If info = i, then the algorithm failed to converge; i indicates the number of elements of an intermediate tridiagonal form which did not converge to zero.
If info = -i, the i-th parameter had an illegal value.
LAPACK 95 Interface Notes
Routines in Fortran 95 interface have fewer arguments in the calling sequence than their FORTRAN 77 counterparts.
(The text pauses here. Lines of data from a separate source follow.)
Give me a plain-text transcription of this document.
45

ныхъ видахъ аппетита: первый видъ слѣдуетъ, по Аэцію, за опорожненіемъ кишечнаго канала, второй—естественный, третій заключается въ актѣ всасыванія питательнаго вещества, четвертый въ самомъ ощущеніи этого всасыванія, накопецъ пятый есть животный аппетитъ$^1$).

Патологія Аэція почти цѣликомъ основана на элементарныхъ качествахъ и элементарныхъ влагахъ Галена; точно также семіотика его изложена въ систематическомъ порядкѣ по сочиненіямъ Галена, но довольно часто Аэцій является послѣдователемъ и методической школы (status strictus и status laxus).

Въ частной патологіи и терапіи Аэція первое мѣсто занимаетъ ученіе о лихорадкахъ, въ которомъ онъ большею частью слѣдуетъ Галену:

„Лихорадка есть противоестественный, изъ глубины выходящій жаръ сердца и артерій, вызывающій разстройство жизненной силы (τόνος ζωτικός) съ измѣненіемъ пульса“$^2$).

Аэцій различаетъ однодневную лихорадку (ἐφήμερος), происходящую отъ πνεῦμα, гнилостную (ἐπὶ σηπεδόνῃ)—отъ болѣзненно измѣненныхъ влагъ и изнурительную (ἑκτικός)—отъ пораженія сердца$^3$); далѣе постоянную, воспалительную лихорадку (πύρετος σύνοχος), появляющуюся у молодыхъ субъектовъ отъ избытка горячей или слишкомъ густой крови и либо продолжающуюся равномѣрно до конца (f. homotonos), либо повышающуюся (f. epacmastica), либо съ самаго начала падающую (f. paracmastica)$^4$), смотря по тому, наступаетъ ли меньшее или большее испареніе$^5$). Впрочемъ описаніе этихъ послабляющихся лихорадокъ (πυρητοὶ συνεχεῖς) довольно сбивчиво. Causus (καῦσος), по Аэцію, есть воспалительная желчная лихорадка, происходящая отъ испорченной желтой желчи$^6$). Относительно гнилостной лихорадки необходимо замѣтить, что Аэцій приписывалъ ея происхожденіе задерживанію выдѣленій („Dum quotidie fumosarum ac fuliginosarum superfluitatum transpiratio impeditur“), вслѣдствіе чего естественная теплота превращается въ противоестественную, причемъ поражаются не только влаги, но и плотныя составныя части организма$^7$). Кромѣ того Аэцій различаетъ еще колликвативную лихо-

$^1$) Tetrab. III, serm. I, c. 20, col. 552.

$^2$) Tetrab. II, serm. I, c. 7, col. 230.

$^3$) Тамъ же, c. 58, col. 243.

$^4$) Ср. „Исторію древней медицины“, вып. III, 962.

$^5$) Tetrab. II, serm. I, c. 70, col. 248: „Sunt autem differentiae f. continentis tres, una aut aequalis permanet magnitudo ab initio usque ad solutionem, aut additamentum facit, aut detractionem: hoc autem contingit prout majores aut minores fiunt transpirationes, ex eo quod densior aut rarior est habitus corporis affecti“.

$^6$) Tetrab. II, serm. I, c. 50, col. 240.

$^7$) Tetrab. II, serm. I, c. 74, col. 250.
For general conventions applied to skip redundant or restorable arguments, see LAPACK 95 Interface Conventions.
Specific details for the routine stevd interface are the following:
- d
-
Holds the vector of length n.
- e
-
Holds the vector of length n.
- z
-
Holds the matrix Z of size (n, n).
- jobz
-
Restored based on the presence of the argument z as follows:
jobz = 'V', if z is present,
jobz = 'N', if z is omitted.
Application Notes
The computed eigenvalues and eigenvectors are exact for a matrix T+E such that ||E||2 = O(ε)*||T||2, where ε is the machine precision.
If λi is an exact eigenvalue, and μi is the corresponding computed value, then
|μi - λi| ≤ c(n)*ε*||T||2
where c(n) is a modestly increasing function of n.
If zi is the corresponding exact eigenvector, and wi is the corresponding computed vector, then the angle θ(zi, wi) between them is bounded as follows:
θ(zi, wi) ≤ c(n)*ε*||T||2 / min i≠j|λi - λj|.
Thus the accuracy of a computed eigenvector depends on the gap between its eigenvalue and all the other eigenvalues.
If it is not clear how much workspace to supply, use a generous value of lwork (or liwork) for the first run, or set lwork = -1 (liwork = -1).
If lwork (or liwork) has any of admissible sizes, which is no less than the minimal value described, then the routine completes the task, though probably not so fast as with a recommended workspace, and provides the recommended workspace in the first element of the corresponding array (work, iwork) on exit. Use this value (work(1), iwork(1)) for subsequent runs.
If lwork = -1 (liwork = -1), then the routine returns immediately and provides the recommended workspace in the first element of the corresponding array (work, iwork). This operation is called a workspace query.
Note that if lwork (liwork) is less than the minimal required value and is not equal to -1, then the routine returns immediately with an error exit and does not provide any information on the recommended workspace.